- Location: Sudbury District, Ontario
- Coordinates: 48°25′35″N 82°43′15″W﻿ / ﻿48.42639°N 82.72083°W
- Primary inflows: Two unnamed creeks
- Primary outflows: Shiners Creek towards Shiners Lake
- Basin countries: Canada
- Max. length: 1.2 km (0.75 mi)
- Max. width: 0.5 km (0.31 mi)
- Surface elevation: 355 m (1,165 ft)

= Summit Lake (Sudbury District) =

Lake in Sudbury District, Ontario, Canada

Summit Lake (lac Summit) is a lake in geographic Shenango Township in the Unorganized North Part of Sudbury District in Northeastern Ontario, Canada.
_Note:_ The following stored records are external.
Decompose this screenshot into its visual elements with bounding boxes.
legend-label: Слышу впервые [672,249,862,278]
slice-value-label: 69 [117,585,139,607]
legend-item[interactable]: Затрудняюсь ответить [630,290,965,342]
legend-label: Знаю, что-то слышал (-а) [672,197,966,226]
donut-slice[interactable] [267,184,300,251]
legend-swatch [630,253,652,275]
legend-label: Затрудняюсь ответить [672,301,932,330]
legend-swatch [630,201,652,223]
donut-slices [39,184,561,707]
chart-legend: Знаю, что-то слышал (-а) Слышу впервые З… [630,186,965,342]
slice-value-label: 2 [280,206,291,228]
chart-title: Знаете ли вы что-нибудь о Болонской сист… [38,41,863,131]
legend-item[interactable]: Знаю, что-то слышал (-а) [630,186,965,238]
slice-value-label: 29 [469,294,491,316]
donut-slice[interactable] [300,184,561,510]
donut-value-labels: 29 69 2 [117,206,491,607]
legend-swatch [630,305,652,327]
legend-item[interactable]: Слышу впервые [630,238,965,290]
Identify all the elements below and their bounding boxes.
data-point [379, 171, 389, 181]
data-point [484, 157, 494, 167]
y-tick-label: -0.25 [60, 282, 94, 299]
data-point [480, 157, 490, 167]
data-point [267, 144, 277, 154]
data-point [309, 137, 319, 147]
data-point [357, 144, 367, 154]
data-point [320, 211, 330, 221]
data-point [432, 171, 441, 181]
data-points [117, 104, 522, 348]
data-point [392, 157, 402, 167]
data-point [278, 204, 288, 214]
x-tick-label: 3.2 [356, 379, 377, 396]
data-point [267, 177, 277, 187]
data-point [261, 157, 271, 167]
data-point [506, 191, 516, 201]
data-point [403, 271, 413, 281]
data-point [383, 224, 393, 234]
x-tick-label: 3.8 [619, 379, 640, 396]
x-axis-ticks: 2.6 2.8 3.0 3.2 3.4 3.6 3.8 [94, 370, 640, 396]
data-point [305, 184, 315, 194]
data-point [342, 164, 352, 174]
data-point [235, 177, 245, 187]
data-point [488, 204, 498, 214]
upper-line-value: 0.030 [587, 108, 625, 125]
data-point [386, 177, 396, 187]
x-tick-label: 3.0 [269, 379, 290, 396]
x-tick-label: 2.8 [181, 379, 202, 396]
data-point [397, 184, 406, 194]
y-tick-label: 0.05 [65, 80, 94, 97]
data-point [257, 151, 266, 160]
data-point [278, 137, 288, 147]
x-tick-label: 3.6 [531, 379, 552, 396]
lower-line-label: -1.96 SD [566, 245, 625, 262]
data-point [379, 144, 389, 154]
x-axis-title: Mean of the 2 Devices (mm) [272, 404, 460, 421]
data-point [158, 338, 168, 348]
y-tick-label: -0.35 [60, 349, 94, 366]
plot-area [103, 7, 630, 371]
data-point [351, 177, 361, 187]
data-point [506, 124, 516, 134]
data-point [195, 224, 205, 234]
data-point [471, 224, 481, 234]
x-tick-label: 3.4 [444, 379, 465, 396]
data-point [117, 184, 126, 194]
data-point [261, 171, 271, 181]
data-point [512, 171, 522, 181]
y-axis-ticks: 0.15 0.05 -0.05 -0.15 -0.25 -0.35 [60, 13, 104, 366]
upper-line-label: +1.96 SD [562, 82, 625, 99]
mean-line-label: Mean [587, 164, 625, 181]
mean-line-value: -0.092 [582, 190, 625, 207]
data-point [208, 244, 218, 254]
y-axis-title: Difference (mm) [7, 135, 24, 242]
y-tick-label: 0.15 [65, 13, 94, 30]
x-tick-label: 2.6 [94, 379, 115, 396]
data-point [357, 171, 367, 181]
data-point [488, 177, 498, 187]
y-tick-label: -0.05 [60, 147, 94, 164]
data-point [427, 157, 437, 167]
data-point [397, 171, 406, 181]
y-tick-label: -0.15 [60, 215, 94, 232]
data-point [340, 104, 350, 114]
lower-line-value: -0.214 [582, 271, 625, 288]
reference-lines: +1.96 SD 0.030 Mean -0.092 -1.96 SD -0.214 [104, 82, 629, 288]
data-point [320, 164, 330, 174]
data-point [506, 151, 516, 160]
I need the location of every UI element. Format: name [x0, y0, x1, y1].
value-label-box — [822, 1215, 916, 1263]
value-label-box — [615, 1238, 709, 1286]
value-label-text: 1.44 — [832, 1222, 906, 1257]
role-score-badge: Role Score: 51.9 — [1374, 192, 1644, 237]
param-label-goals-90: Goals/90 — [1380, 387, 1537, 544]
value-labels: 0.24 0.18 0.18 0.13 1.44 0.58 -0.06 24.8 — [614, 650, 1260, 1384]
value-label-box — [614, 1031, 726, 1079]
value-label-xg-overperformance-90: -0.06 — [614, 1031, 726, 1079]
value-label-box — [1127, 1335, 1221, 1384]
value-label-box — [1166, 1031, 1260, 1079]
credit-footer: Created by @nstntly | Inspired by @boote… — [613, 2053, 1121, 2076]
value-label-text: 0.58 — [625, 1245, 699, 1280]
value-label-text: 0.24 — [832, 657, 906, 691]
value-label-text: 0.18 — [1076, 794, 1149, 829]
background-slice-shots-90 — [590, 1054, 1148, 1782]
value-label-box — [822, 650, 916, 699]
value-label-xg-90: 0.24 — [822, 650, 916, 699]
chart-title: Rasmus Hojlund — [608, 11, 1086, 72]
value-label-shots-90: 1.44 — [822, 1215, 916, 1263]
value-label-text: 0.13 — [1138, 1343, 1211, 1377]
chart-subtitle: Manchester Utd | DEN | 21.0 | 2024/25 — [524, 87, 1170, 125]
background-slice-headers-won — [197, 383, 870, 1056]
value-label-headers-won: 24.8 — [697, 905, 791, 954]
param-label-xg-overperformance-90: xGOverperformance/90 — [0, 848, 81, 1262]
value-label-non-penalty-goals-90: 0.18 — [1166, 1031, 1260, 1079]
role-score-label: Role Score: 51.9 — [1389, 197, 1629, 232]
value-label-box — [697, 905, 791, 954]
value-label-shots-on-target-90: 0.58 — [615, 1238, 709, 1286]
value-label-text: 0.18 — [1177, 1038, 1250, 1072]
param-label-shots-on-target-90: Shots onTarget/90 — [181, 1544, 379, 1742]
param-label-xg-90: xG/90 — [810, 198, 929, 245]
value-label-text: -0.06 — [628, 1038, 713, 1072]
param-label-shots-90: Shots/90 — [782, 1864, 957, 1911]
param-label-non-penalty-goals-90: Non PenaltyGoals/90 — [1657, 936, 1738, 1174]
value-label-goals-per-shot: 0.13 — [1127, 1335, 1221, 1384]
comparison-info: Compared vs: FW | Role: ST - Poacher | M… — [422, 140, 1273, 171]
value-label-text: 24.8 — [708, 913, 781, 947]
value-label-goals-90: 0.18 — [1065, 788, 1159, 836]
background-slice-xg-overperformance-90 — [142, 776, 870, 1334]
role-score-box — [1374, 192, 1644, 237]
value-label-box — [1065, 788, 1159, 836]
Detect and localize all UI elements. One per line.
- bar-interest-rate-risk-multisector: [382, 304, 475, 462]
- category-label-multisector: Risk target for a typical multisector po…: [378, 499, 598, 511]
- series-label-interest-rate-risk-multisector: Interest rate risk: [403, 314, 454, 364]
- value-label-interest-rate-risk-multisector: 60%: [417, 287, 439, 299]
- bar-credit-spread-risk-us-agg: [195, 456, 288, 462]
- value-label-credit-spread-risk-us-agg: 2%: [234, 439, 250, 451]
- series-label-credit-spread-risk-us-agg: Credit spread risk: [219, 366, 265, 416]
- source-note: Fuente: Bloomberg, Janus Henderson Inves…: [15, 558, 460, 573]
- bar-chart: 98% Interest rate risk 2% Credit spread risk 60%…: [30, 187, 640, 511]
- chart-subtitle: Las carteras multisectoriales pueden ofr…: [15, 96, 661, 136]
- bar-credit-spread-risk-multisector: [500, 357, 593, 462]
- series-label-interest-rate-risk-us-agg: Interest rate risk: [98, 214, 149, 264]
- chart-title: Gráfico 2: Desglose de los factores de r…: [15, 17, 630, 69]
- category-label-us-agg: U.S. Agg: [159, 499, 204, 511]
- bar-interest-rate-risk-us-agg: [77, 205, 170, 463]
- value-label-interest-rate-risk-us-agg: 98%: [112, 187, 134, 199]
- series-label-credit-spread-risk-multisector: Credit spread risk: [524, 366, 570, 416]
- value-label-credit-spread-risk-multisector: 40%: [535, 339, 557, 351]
It is in the James Bay drainage basin about 29 km northwest of the community of Foleyet on Highway 101, and 4 km northwest of Missonga and 6.7 km southeast of Oatland railway points on the Canadian National Railway transcontinental main line (used at this point by the Via Rail Canadian service), which runs along the entire west side of the lake.

==Hydrology==
Summit Lake is about 1.2 km long and 0.5 km wide, and lies at an elevation of 355 m. There are two unnamed creeks as inflows, located at the south and northeast tips of the lake. The primary outflow is Shiners Creek, towards Shiners Lake, at the northwest corner of the lake, which flows via the Nemegosenda River, Kapuskasing River, Mattagami River and Moose River into James Bay.